Blu-Ray Review | The Lost Weekend | 1945


Billy Wilder's The Lost Weekend is one of those Best Pictures winners that have arguably fallen into obscurity since its release. While other winners of the 1940s have enjoyed long shelf lives - Rebecca, How Green Was My Valley, Casablanca, The Best Years of Our Lives - all some of the most fondly remembered Oscar champions in history. It's interest8ing then that The Lost Weekend hasn't enjoyed the same level of cultural capital - never showing on on AFI lists or enjoying reappraisals, because it's actually a fantastic film.


Perhaps it's overshadowed by Wilder's more well known films like Sunset Boulevard, Double Indemnity, and The Seven Year Itch. But The Lost Weekend stands out from the pack in 1945 due to its sheer bleakness. This is not a feel good film. And while most American films ended on at least a somewhat upbeat note around this time, The Lost Weekend pulls no punches in its depiction of alcoholism and addiction.
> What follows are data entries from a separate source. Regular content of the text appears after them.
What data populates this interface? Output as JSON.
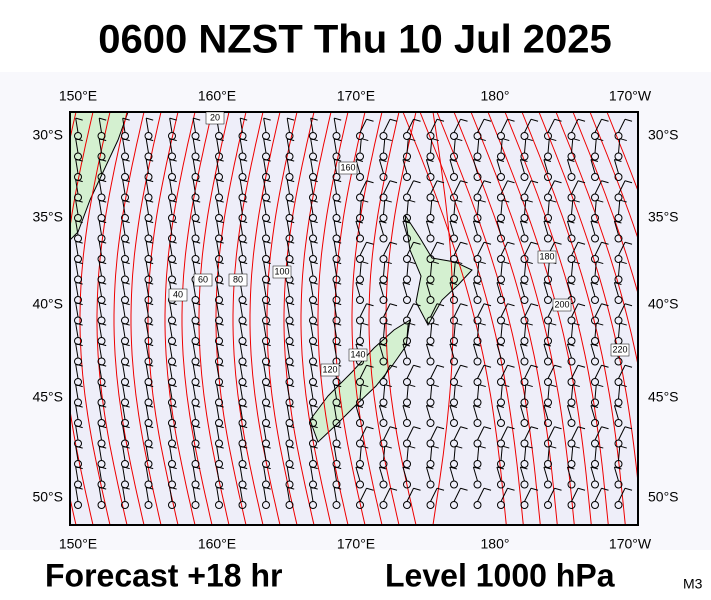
{
  "title": "0600 NZST Thu 10 Jul 2025",
  "map": {
    "lon_labels": [
      "150°E",
      "160°E",
      "170°E",
      "180°",
      "170°W"
    ],
    "lat_labels": [
      "30°S",
      "35°S",
      "40°S",
      "45°S",
      "50°S"
    ],
    "contour_labels": [
      "20",
      "40",
      "60",
      "80",
      "100",
      "120",
      "140",
      "160",
      "180",
      "200",
      "220"
    ]
  },
  "footer": {
    "forecast": "Forecast +18 hr",
    "level": "Level 1000 hPa",
    "model": "M3"
  }
}
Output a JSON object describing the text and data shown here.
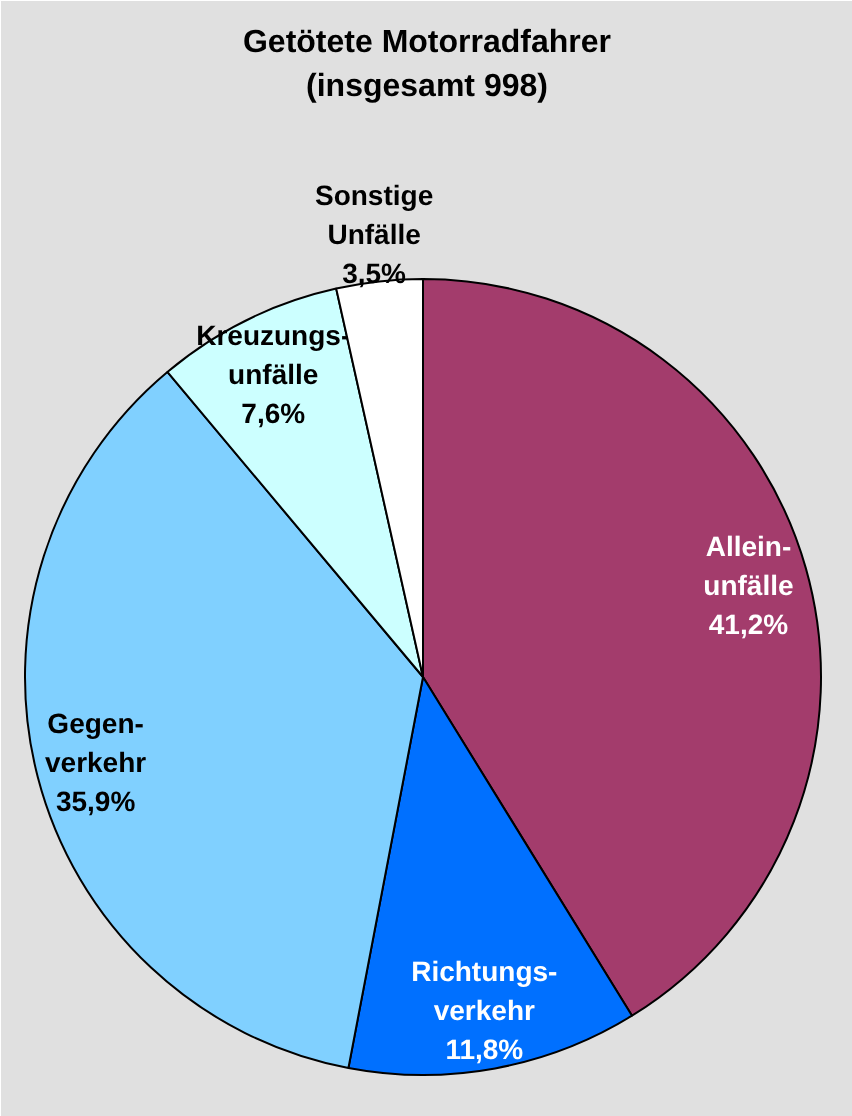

Ray Milland's performance as Don Birnam, a washed up writer sinking deeper and deeper into alcoholism, won a well-deserved Oscar, and remains one of the most indelible depictions of desperation and despair ever put to film. The way he unravels over the course of the film is an acting marvel, and Wilder never turns away from the horror - even going into some almost surrealistic territory during the film's climax. Yet to Wilder's credit, the film never feels like it's exploiting a disease for cheap thrills - this is a hard-edged, clear-eyed examination of a man at the end of his rope told in about as close to verité style as classic Hollywood cinema gets. 


In fact, it's least truthful element is Miklós Rózsa's score. Rózsa scores the film like a science fiction B movie, and although the warbling, otherworldly sounds suggest Milland's drunkeness, it almost distracts from the film's otherwise stark verisimilitude. Otherwise, the film is a harrowing, unrelentingly bleak experience, and it's easy to see why Oscar voters fell in love with it, even if it doesn't quite fit the mold of the typical Oscar winner, especially just after the end of World War II. But this thing is sharp as nails, a dark but empathetic portrayal of addiction as an all-encompassing disease that makes it nearly impossible for its victims to escape. While Kino Studio Classics' new Blu-Ray edition may be lighter on the supplements than we're used to with an Oscar winner, the new 4K scan of the film is beautiful, capturing the stark beauty of Wilder's noir-is compositions. Oscar enthusiasts and casual film fans alike - seek this one out.


GRADE - ★★★½ (out of four)


THE LOST WEEKEND | Directed by Billy Wilder | Stars Ray Milland, Jane Wyman, Phillip Terry, Howard Da Silva, Doris Dowling | Not Rated | Now available on Blu-Ray and DVD from Kino Studio Classics.